Der internationale Wachstumsprozess der Linde AG und die technische Weiterentwicklung der Fertigungsprozesse sollten die bestimmenden Merkmale Fäths weiterer Karriere sein. In den Folgejahren reiste er kreuz und quer durch Asien und Europa, um die Planung, den Aufbau und das erste Produktionsjahr in verschiedenen Werken zu begleiten. Dabei brachte er auch neue Technologien wie das 2D-Laserschneiden (1993) oder automatisierte Fertigungslinien (2000) von Deutschland aus in die weltweiten Standorte. 2009 ging er für die Anbahnung des Baoli Werks in Jingjiang erneut nach China, diesmal als Repräsentant der 2006 gegründeten KION Group. 2011 startete dann die Projektarbeit am Baoli Werk, die sich bis Mitte 2012 erstreckte. Parallel betreute er 2010 bis 2020 die Entstehung und den Betrieb des KION India Werks in Pune. Außerdem brachten Fäth und sein Team das 3D-Laserschneiden (2018) sowie das Metallprinting und Lasermarking (2019) als neue Standards in die Standorte ein. Darüber hinaus war Fäth bis September 2020 mit der Prozess- und Werksplanung des neuen KION Werkes im ostchinesischen Jinan als Senior Projektplaner betraut.

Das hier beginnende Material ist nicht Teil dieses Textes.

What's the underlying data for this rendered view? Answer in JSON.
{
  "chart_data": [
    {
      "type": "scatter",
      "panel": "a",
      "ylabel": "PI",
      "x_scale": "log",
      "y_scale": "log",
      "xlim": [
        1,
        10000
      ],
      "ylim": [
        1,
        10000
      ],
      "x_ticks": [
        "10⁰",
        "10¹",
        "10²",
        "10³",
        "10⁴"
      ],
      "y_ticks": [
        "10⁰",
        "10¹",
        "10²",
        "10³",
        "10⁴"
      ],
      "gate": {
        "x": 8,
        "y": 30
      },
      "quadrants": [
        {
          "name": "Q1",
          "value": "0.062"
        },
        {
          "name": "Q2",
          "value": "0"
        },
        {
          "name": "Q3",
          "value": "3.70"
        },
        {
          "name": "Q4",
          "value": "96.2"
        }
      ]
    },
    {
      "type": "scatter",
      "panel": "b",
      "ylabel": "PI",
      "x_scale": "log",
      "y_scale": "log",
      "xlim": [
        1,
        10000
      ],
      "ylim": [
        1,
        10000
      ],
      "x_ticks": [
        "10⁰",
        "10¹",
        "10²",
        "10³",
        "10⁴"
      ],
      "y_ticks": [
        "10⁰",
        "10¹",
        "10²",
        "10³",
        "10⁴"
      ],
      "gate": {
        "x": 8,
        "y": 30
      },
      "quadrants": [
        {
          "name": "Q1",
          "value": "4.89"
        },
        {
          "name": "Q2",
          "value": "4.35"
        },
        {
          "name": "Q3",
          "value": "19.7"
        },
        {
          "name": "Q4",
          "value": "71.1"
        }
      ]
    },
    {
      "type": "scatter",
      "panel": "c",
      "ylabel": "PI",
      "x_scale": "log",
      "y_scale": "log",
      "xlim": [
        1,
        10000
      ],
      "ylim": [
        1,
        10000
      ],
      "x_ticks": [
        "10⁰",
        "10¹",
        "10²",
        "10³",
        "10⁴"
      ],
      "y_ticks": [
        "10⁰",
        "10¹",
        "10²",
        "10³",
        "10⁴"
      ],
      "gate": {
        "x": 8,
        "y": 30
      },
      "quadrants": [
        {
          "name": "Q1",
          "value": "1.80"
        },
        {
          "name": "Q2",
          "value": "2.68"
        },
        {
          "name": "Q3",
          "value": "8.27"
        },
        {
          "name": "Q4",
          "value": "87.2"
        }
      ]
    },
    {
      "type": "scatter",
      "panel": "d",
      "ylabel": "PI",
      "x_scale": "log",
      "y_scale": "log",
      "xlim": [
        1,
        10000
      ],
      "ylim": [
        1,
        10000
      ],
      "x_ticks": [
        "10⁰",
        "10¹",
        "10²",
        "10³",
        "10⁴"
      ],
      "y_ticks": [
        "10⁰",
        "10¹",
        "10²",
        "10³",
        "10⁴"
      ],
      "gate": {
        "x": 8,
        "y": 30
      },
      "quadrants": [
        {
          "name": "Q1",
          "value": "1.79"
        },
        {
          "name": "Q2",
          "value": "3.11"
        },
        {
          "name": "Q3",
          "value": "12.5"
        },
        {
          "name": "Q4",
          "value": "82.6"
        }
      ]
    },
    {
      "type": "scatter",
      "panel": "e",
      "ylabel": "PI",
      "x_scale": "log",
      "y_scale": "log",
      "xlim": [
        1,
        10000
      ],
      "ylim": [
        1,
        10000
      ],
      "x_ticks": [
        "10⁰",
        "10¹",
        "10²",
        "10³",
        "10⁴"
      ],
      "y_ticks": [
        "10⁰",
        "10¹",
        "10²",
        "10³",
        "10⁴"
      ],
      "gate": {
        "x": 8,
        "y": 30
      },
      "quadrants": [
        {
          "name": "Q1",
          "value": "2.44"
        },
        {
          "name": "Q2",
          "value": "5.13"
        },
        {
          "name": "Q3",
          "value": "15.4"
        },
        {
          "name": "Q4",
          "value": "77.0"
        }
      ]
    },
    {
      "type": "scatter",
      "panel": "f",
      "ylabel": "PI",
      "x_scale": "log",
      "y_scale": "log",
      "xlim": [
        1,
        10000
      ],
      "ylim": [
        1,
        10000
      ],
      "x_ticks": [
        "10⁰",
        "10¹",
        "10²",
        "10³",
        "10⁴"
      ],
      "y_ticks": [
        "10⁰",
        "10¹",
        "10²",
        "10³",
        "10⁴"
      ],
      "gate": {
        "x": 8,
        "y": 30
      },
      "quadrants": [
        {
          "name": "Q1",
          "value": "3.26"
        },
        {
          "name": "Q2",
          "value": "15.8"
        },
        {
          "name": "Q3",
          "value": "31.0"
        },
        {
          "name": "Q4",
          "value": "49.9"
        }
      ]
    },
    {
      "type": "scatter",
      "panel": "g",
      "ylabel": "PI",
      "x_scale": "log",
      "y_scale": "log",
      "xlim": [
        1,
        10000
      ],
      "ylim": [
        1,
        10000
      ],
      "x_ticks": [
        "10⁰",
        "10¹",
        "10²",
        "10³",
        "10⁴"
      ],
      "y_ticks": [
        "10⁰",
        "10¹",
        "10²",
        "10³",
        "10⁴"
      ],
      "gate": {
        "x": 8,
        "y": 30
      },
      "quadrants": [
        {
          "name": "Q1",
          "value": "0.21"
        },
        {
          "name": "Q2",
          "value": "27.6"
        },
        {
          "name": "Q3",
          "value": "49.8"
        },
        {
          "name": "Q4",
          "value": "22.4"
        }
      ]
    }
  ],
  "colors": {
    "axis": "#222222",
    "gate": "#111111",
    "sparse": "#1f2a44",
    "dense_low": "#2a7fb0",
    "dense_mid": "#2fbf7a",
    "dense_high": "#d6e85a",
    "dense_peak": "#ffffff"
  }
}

Niemals „one man show“, immer Teamplayer

Eine internationale Karriere hatte der heimatverbundene Aschaffenburger eigentlich niemals angestrebt: „Es hat sich einfach so entwickelt,“ sagt er zurückblickend. Dennoch war seine Anwesenheit vor Ort ein maßgeblicher Faktor für den Erfolg der Projekte. „Wenn man ein Geschäft aufbauen will, geht das nur über die Menschen. Man muss die Menschen vor Ort kennen und sich ihre Akzeptanz erarbeiten. Das funktioniert nicht ‚par ordre de mufti‘, sondern nur durch Präsenz und Übernahme von Verantwortung im Team zum Erfolg der jeweiligen Ziele und Projekte“, so seine Überzeugung. Ebenso wichtig seien die Zusammenarbeit im Team, eine offene Kommunikation und eine gute Arbeitsatmosphäre: „Ich habe gelernt, dass ich als Führungskraft Mitarbeiterinnen und Mitarbeitern die Möglichkeit bieten muss, sich einbringen zu können. Mit dieser Herangehensweise habe ich von den Menschen meistens viel mehr zurückbekommen, als ich erwartet habe.“ So ist der berufliche Werdegang von Andreas Fäth ein anschauliches Beispiel, wie Zusammenarbeit als zentraler Wert der KION Group einzigartige, weltumfassende Geschichten schreiben kann – im vorliegenden Fall sogar 50 Jahre lang.